For employees who believe that their supervisors are alien life forms, there is now judicial confirmation that supervisors are not considered “persons” against whom liability may be imposed for acts of retaliation under California’s Fair Employment and Housing Act (Government Code § 12940(h)). So says a majority of the California Supreme Court. As employees attempt to identify their supervisors’ planet of origin, the Court continues to find a way to expand the scope of managerial immunity for personnel decisions under California law.
In the case of Jones v. The Lodge at Torrey Pines Partnership, 42 Cal. 4th 1158 (2008), a sharply divided California Supreme Court ruled 4-3 that employers, not individual supervisors, may be held liable for acts of retaliation under California’s Fair Employment and Housing Act (the FEHA), California Government Code §§ 12940, et.seq. This ruling expanded existing protections announced a decade earlier in Reno v. Baird, 18 Cal. 4th 640 (1998), in which the California Supreme Court held that employers, not supervisors, may be held liable for acts of discrimination.
As reported in the Court’s written decision, Plaintiff, Scott Jones, sued the Lodge and two supervisors for various causes of action, including constructive discharge, harassment, discrimination on the basis of sexual orientation and retaliation. Jones, a manager with a history of promotions, was responsible for the restaurant, bar, catering and banquet events at the Lodge. Jones complained of harassment from the food and beverage director, Weiss, who was also his immediate supervisor, and the kitchen manager, Steen. Only two causes of action went to jury trial: A claim for sexual orientation discrimination against the Lodge only, and a claim for retaliation against both the Lodge and Weiss. At trial, Jones reportedly testified that Weiss and Steen engaged in gay-bashing jokes, and made offensive, sexual remarks about female employees and Jones’s sexual orientation. Jones also claimed that he was subjected to disciplinary action in retaliation for reporting his claims of harassment. Jones asserted that these retaliatory acts ultimately led to his constructive discharge (forced resignation). The jury found for Plaintiff, Jones, on both causes of action, awarding compensatory damages of $1,395,000.00 against the Lodge and $155,000.00 against Weiss. On appeal, the California Supreme Court reversed the judgment against Weiss only.

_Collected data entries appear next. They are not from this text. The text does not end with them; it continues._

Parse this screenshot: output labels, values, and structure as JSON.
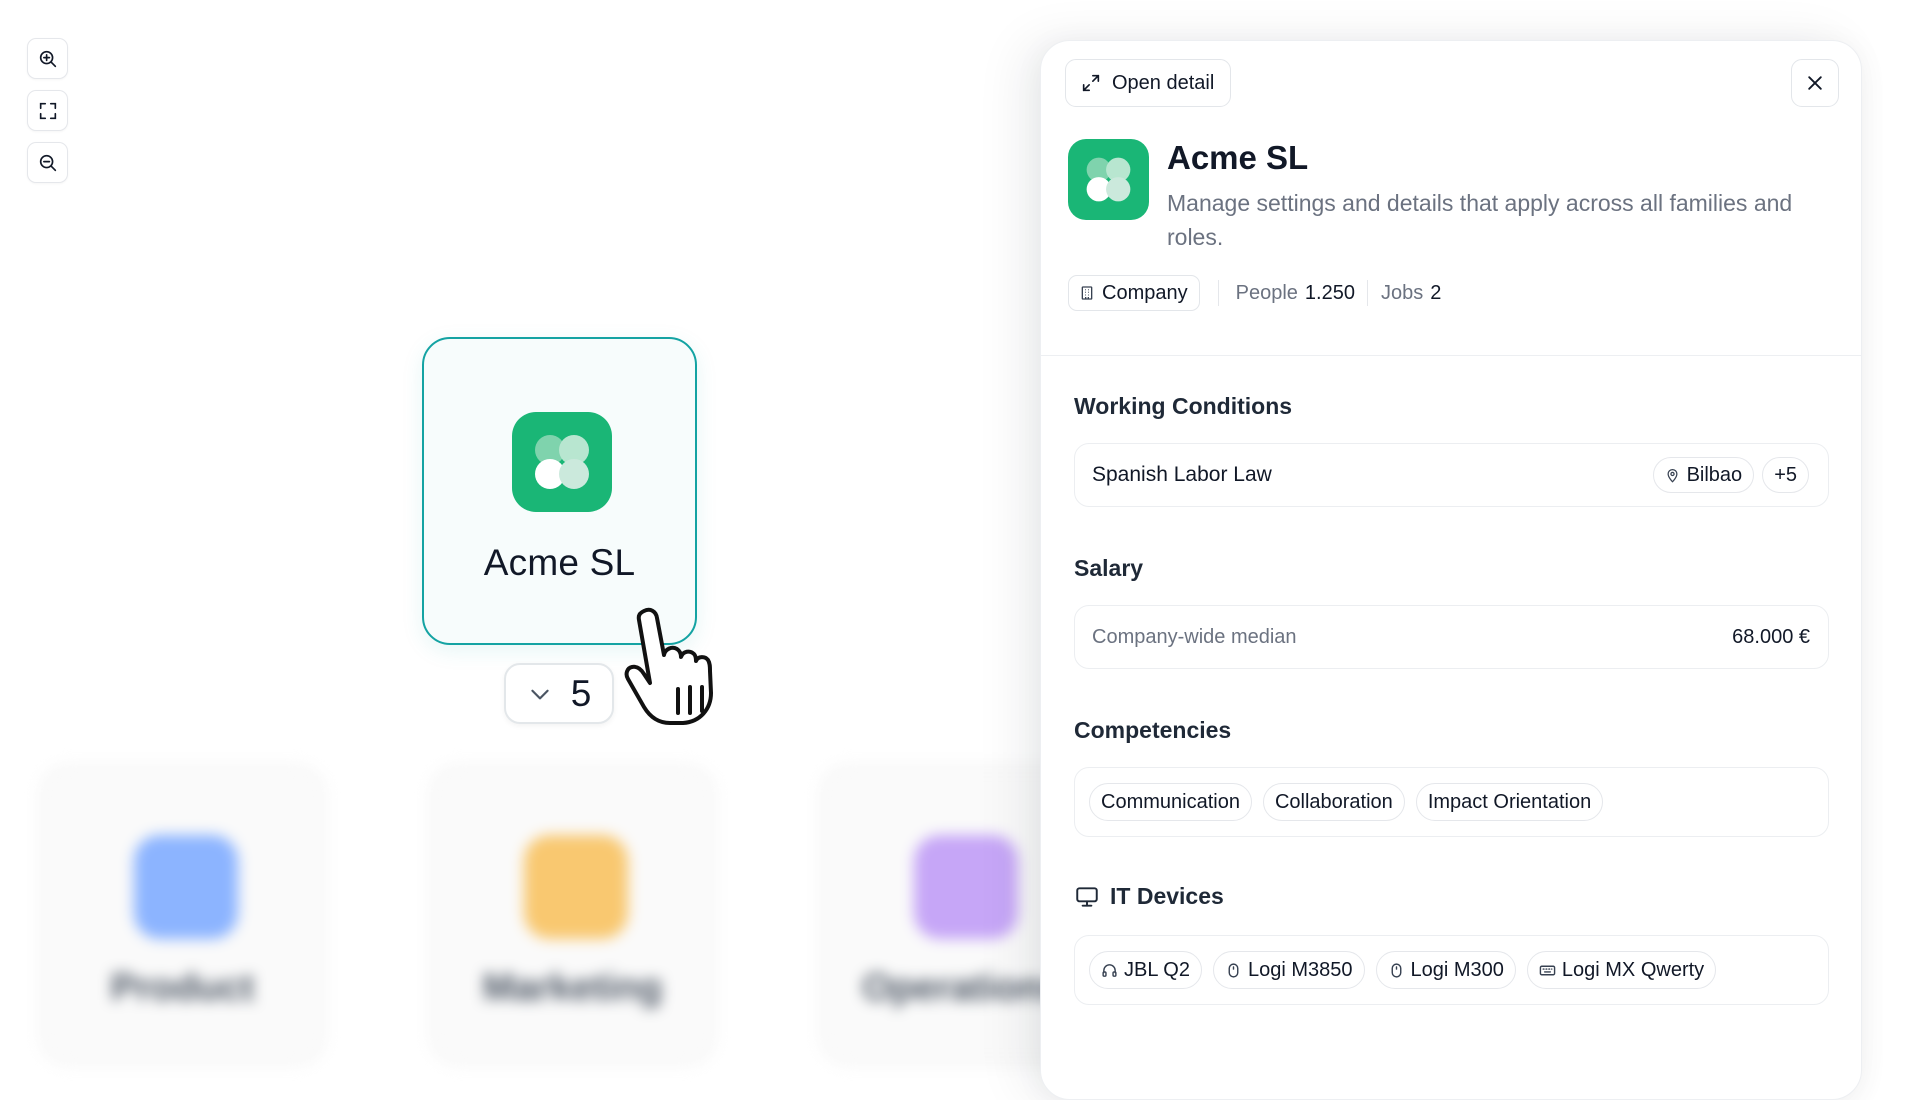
{
  "canvas": {
    "zoom_controls": [
      {
        "name": "zoom-in",
        "icon": "zoom-in-icon"
      },
      {
        "name": "fit-view",
        "icon": "fit-view-icon"
      },
      {
        "name": "zoom-out",
        "icon": "zoom-out-icon"
      }
    ],
    "selected_node": {
      "title": "Acme SL",
      "icon": "clover-logo-icon",
      "child_count": "5",
      "expand_icon": "chevron-down-icon"
    },
    "background_nodes": [
      {
        "label": "Product",
        "color": "#8cb4ff"
      },
      {
        "label": "Marketing",
        "color": "#f9c870"
      },
      {
        "label": "Operations",
        "color": "#c6a6f7"
      }
    ],
    "cursor_icon": "hand-pointer-icon"
  },
  "panel": {
    "open_detail_label": "Open detail",
    "title": "Acme SL",
    "description": "Manage settings and details that apply across all families and roles.",
    "type_label": "Company",
    "people_label": "People",
    "people_value": "1.250",
    "jobs_label": "Jobs",
    "jobs_value": "2",
    "working_conditions": {
      "title": "Working Conditions",
      "law": "Spanish Labor Law",
      "location": "Bilbao",
      "more": "+5"
    },
    "salary": {
      "title": "Salary",
      "label": "Company-wide median",
      "value": "68.000 €"
    },
    "competencies": {
      "title": "Competencies",
      "items": [
        "Communication",
        "Collaboration",
        "Impact Orientation"
      ]
    },
    "it_devices": {
      "title": "IT Devices",
      "items": [
        {
          "label": "JBL Q2",
          "icon": "headphones-icon"
        },
        {
          "label": "Logi M3850",
          "icon": "mouse-icon"
        },
        {
          "label": "Logi M300",
          "icon": "mouse-icon"
        },
        {
          "label": "Logi MX Qwerty",
          "icon": "keyboard-icon"
        }
      ]
    }
  },
  "colors": {
    "brand_green": "#1ab676",
    "selected_border": "#14a3a3"
  }
}
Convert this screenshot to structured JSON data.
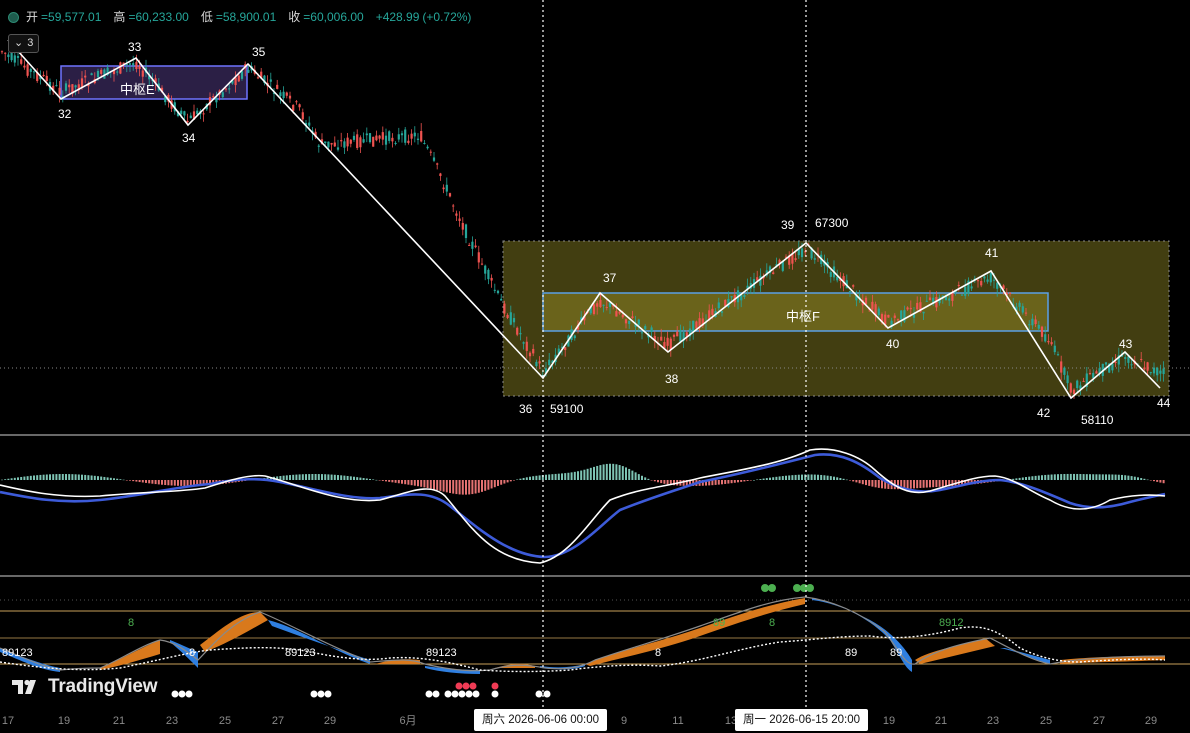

The judicial dividing line in this case was the Court’s interpretation of the meaning of the term, “person.” Despite the FEHA’s use of the term, “person,” in its identification of those subject to liability for acts of retaliation (Government Code § 12940(h)), the Court’s majority still decided that the Legislature did not intend to impose personal liability against supervisors for decisions characterized as retaliatory acts, a decision sharply criticized by Justice Moreno in his dissenting opinion. In his dissent, Justice Moreno accused the majority of ignoring the plain meaning of the statutory language. Justice Moreno encouraged the Legislature to act to clarify the meaning of the statute.
In a clearly, pro-business stance, the majority reasoned that a supervisor should not be subject to the ever-present threat of litigation every time that he/she makes a personnel decision, which is an unavoidable and essential function of supervision. Shielding a supervisor from liability for acts of discrimination or retaliation encourages a supervisor to act to protect the employer’s interest, without threat of financial ruin. Otherwise, the Court reasoned, imposing individual liability would have a chilling effect on the exercise of managerial discretion.
Employers should take little solace in this ruling since they remain vicariously liable for the acts of their managing agents, as evidenced by the judgment in excess of one million dollars against the Lodge in this case. Supervisor training to prevent sexual harassment in employment (California Government Code § 12950.1), which is actually mandated for employers with 50 or more employees, offers a cost-effective alternative to reduce the risk of financial loss resulting from violations of California’s Fair Employment and Housing Act.